Dans le monde de l’entreprise quand les processus deviennent obsolètes on lance un projet de "Core Process Redesign" profond ou tout est permis. Nous ne parlons pas de régression sociale, mais de progression sociétale vers un monde ou les droits de chacun respectent notre devise nationale de liberté égalité et fraternité. Nous avons commencé à perdre certains degrés de liberté (confinement…) ce qui permet de se poser de bonnes questions sur les inégalités qui existent dans notre pays dans les systèmes. Donc oui, la suspension de la réforme des retraites était nécessaire, car l’ordre nouveau n’est pas encore atteint.

 

"Communautarism" en anglais dans le texte

Il est encore trop tôt pour tirer des leçons, mais à chaque jour sa peine et son lot de considérations sociales ou sociétales. Les locaux se rebellent contre les migrants. En Bretagne, sur le bassin d’Arcachon, les locaux se plaignent de l’apparition de leurs habitants temporaires qui amènent des surcharges temporaires. Ces surcharges sont acceptées en été ou pendant la saison, mais là avec la contagion du virus, le virus s’est déplacé plus rapidement que prévu. Le TGV s’est mué en TGVV très grande vitesse virus. Le OUIGO en No way. Les communautés se referment, les habitants des petits villages qui accueillent les touristes à bras ouverts en saison aujourd’hui leur demande de rester chez eux faisant ainsi renaître le sentiment de communauté. (Le comté de Cornouailles publie sur internet des messages expliquant que le comté était là il y a 100 ans et qu’il sera là encore longtemps donc ce n’est pas la peine de s’y rendre maintenant car sa population plus âgée est plus à risque).  Ce sentiment primaire de communautarisme si bien compris dans le sens Anglo-saxon et détourné à des fins politiques dans la langue française renaît et c’est probablement une bonne chose. Le télétravail et la digitalisation de notre monde qui faisaient peur aux chercheurs tout d’un coup devient salvateurs. En une semaine, le monde est revenu à des considérations locales, plus simple, plus basique. Un réel besoin d’efficacité dans nos faits et gestes apparait (par exemple si les élections avaient été tenues de manière digitale dimanche dernier les élections municipales auraient surement connues une plus grande participation).

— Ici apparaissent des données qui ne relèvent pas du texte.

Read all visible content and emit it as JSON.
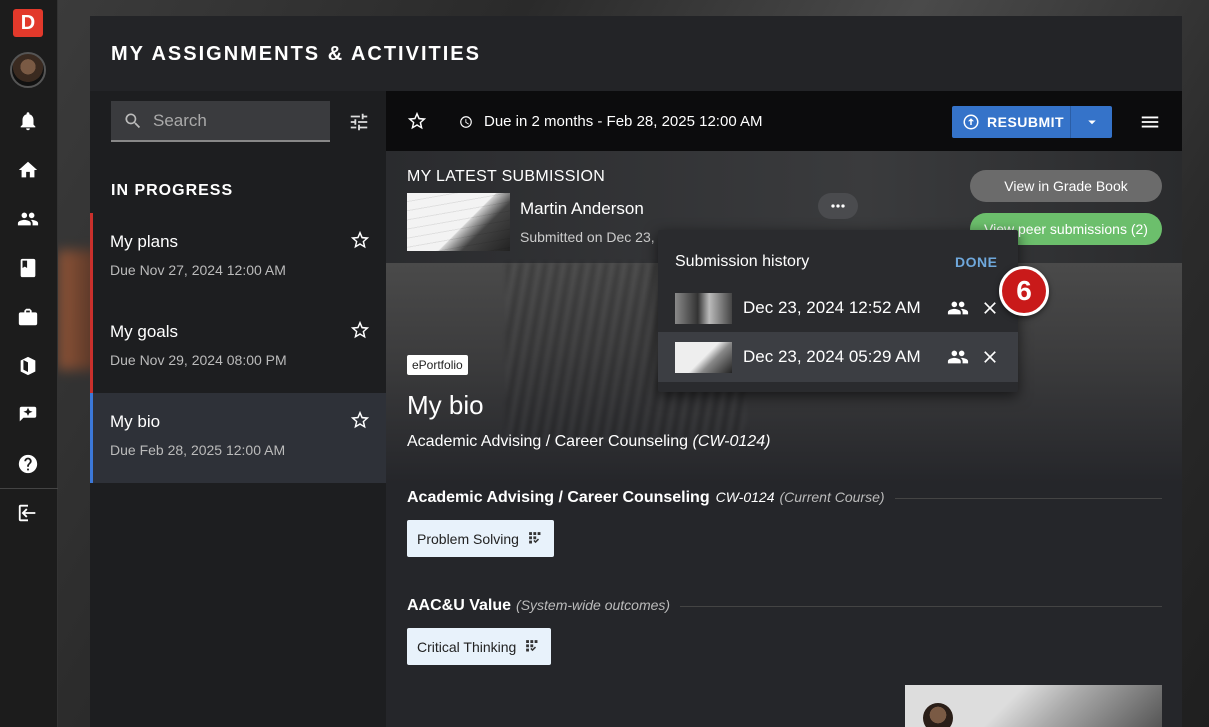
{
  "app": {
    "logo_letter": "D",
    "brand_color": "#e2392b"
  },
  "rail": {
    "icons": [
      "bell-icon",
      "home-icon",
      "people-icon",
      "book-icon",
      "briefcase-icon",
      "portfolio-icon",
      "badge-icon",
      "help-icon",
      "logout-icon"
    ]
  },
  "panel": {
    "title": "MY ASSIGNMENTS & ACTIVITIES"
  },
  "search": {
    "placeholder": "Search"
  },
  "list": {
    "section_label": "IN PROGRESS",
    "items": [
      {
        "title": "My plans",
        "due": "Due Nov 27, 2024 12:00 AM"
      },
      {
        "title": "My goals",
        "due": "Due Nov 29, 2024 08:00 PM"
      },
      {
        "title": "My bio",
        "due": "Due Feb 28, 2025 12:00 AM"
      }
    ]
  },
  "toolbar": {
    "due_text": "Due in 2 months - Feb 28, 2025 12:00 AM",
    "resubmit_label": "RESUBMIT",
    "accent": "#3573c9"
  },
  "latest": {
    "heading": "MY LATEST SUBMISSION",
    "author": "Martin Anderson",
    "submitted": "Submitted on Dec 23,",
    "gradebook_label": "View in Grade Book",
    "peer_label": "View peer submissions (2)"
  },
  "detail": {
    "tag": "ePortfolio",
    "title": "My bio",
    "course": "Academic Advising / Career Counseling",
    "course_code_paren": "(CW-0124)",
    "section1_name": "Academic Advising / Career Counseling",
    "section1_code": "CW-0124",
    "section1_note": "(Current Course)",
    "chip1": "Problem Solving",
    "section2_name": "AAC&U Value",
    "section2_note": "(System-wide outcomes)",
    "chip2": "Critical Thinking"
  },
  "history": {
    "title": "Submission history",
    "done_label": "DONE",
    "entries": [
      {
        "date": "Dec 23, 2024 12:52 AM"
      },
      {
        "date": "Dec 23, 2024 05:29 AM"
      }
    ]
  },
  "badge": {
    "number": "6",
    "color": "#c91a1a"
  }
}
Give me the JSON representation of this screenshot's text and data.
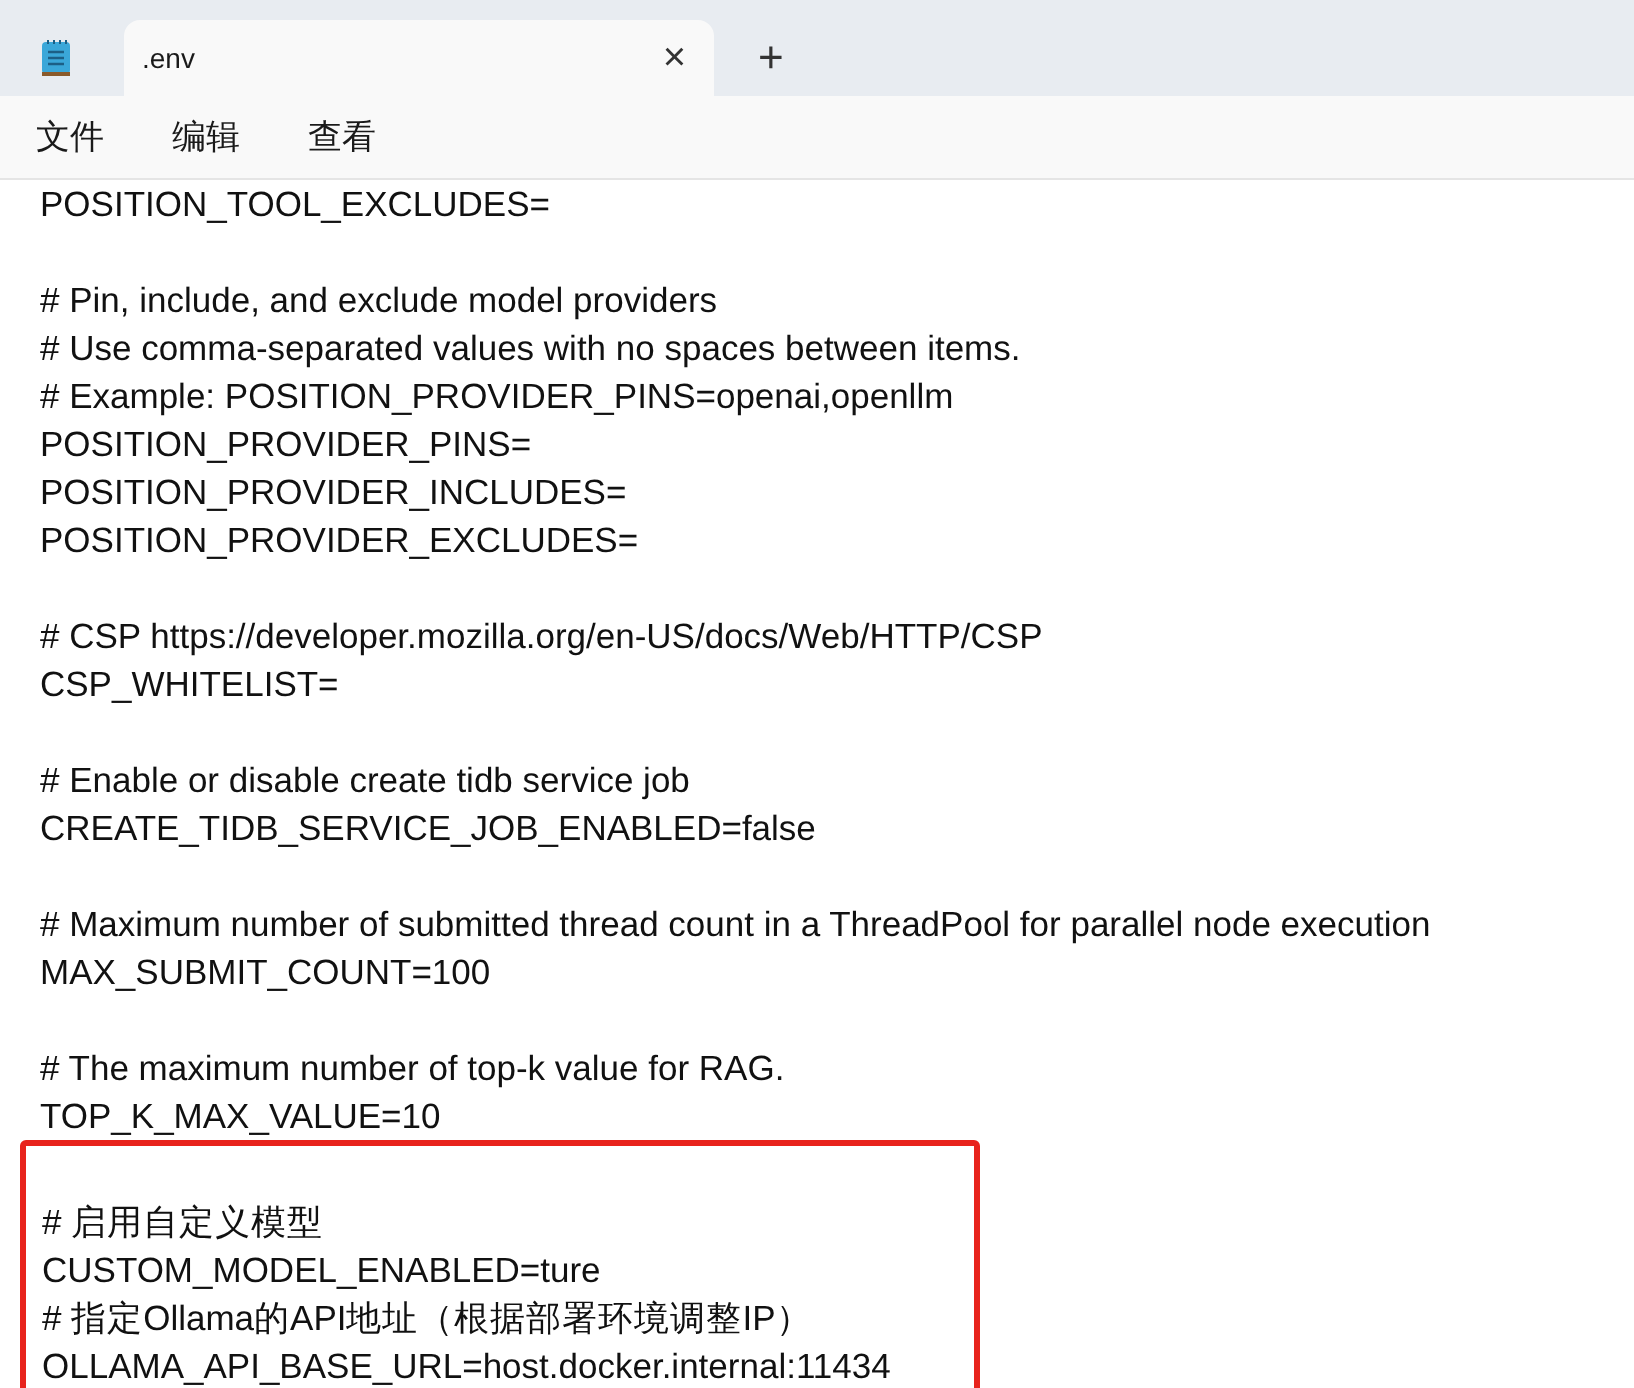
{
  "tab": {
    "title": ".env",
    "close": "×",
    "selected": true
  },
  "new_tab": "+",
  "menu": [
    "文件",
    "编辑",
    "查看"
  ],
  "blocks": [
    {
      "highlighted": false,
      "lines": [
        "POSITION_TOOL_EXCLUDES="
      ]
    },
    {
      "highlighted": false,
      "lines": [
        "# Pin, include, and exclude model providers",
        "# Use comma-separated values with no spaces between items.",
        "# Example: POSITION_PROVIDER_PINS=openai,openllm",
        "POSITION_PROVIDER_PINS=",
        "POSITION_PROVIDER_INCLUDES=",
        "POSITION_PROVIDER_EXCLUDES="
      ]
    },
    {
      "highlighted": false,
      "lines": [
        "# CSP https://developer.mozilla.org/en-US/docs/Web/HTTP/CSP",
        "CSP_WHITELIST="
      ]
    },
    {
      "highlighted": false,
      "lines": [
        "# Enable or disable create tidb service job",
        "CREATE_TIDB_SERVICE_JOB_ENABLED=false"
      ]
    },
    {
      "highlighted": false,
      "lines": [
        "# Maximum number of submitted thread count in a ThreadPool for parallel node execution",
        "MAX_SUBMIT_COUNT=100"
      ]
    },
    {
      "highlighted": false,
      "lines": [
        "# The maximum number of top-k value for RAG.",
        "TOP_K_MAX_VALUE=10"
      ]
    },
    {
      "highlighted": true,
      "lines": [
        "# 启用自定义模型",
        "CUSTOM_MODEL_ENABLED=ture",
        "# 指定Ollama的API地址（根据部署环境调整IP）",
        "OLLAMA_API_BASE_URL=host.docker.internal:11434"
      ]
    }
  ]
}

250 milliards de dollards de baisse de chiffre d’affaires pour les compagnies aériennes et combien pour le reste. Ramené à la population totale des voyages en 2017 (4 000 000 000 de voyages source IATA) soit 127 voyageurs par seconde!  250Md disparus en 3 mois cela fait 250 euros par voyage. 

Jules Vernes a  écrit le Tour du Monde en 80 jours, une révolution complète du cycle économique (de local à global à local) aura pris 80 trimestres.

Les voyages reprendront, le monde retrouvera un ordre, mais sûrement beaucoup plus LOCAL. Un cycle de 80 trimestres.